Hany menatap Mbok Yum yang terlihat ketakutan.
"Non ... Kita pergi saja dari sini. Kita bisa ke Kampung Kakek Bram, Kakeknya Non Hany," jelas Mbok Yum.
"Ta -Tapi Mbok ... Nanti saya gak lulus SMA. Besok tinggal ujian aja. Kita cari penginapan saja," ucap Hany dnegan anda binung.
"Kita ga punya uang. Non Hany dengar kan? Kata Polisi tadi, kalau kita ga boleh bawa apa -apa," jelas Mbok Yum mengingatkan.
Baru kali ini, Hany terlihat takut, cemas, panik dan bingung.
"Pak ... Saya bisa ketem Mama dan Papa saya? Penjaranya dimana?" tanya Hany lagi.
"Maaf ... Kalau kasus ini belum selesai dan masih dalam pemeriksaan maka orang tua anda tida bisa dijenguk," jelas Polisi itu smeakin membuat Hany ketakutan.
Hany tak pernah menyangka, kedua orang tuanay yang sibuk mencari uang dari pagi sampai malam hanya untuk memenuhi kebuthan rumah dan kebutuhan hidupnya kini harus mendekam di Penjara yang dingin dan bau. Hany bisa membayangkan itu.
"Silahkan pergi sekarang juga. Waktu kalian tidak banyak." Polisi itu mengingatkan dan pergi membantu yang lain untuk memasang garis kuninga yang membentang mengelilingi rumahnya.
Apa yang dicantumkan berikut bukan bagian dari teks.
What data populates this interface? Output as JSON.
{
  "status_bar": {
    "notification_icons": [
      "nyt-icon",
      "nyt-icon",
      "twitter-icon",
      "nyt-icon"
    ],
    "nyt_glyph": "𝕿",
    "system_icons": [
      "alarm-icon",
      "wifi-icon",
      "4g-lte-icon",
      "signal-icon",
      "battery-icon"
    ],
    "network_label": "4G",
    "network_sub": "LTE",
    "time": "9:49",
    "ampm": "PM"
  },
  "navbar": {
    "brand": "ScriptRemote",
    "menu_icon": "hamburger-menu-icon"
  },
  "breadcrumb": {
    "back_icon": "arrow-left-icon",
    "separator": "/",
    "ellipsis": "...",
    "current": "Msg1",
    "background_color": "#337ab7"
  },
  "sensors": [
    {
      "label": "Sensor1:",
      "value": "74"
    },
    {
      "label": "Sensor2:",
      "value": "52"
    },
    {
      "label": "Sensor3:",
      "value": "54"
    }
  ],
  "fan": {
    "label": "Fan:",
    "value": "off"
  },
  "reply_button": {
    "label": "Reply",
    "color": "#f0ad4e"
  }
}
Hany hanya membawa satu tas ransel miiknya tanpa membawa dompet atau pun ponsel. Smeua barang harus ditinggal.
Ia hanya membawa pakaian dalam dan beberapa pakaian yang diperlukan termasuk paaian seragam SMA -nya.
Mbok Yum dan Hany menatap ke arah belakang. Ia melihat rumahnay sudah di tutup rapat dan di kunci. Garis kunin memenuhi rumah itu. Rumah dan seisinya, mobi dan beberapa motir dimasukkan ke dalam garasi dan dibeli plag besar.
Sebesra apa, kasus yang menerpa kedua orang tuanya.
Akhirnya Hany pulang ke Kampung Kakek Bram dengan menggunakan travel karena mereka tidak membawa uang sepersen pun.
Perjalanan panjang itu sanagt membosankan dan melelahkan. Hany tidak tahu, apa yang harus ia lakukan setelah ini. Masa iya, tidak lulus sekolah. Apa kata teman -temannya kalau tahu, mendadak keluarganya bangkrut.
Sungguh menyebakan sekali! Kenapa hidupnya begini! Siapa yang harus disalahkan?!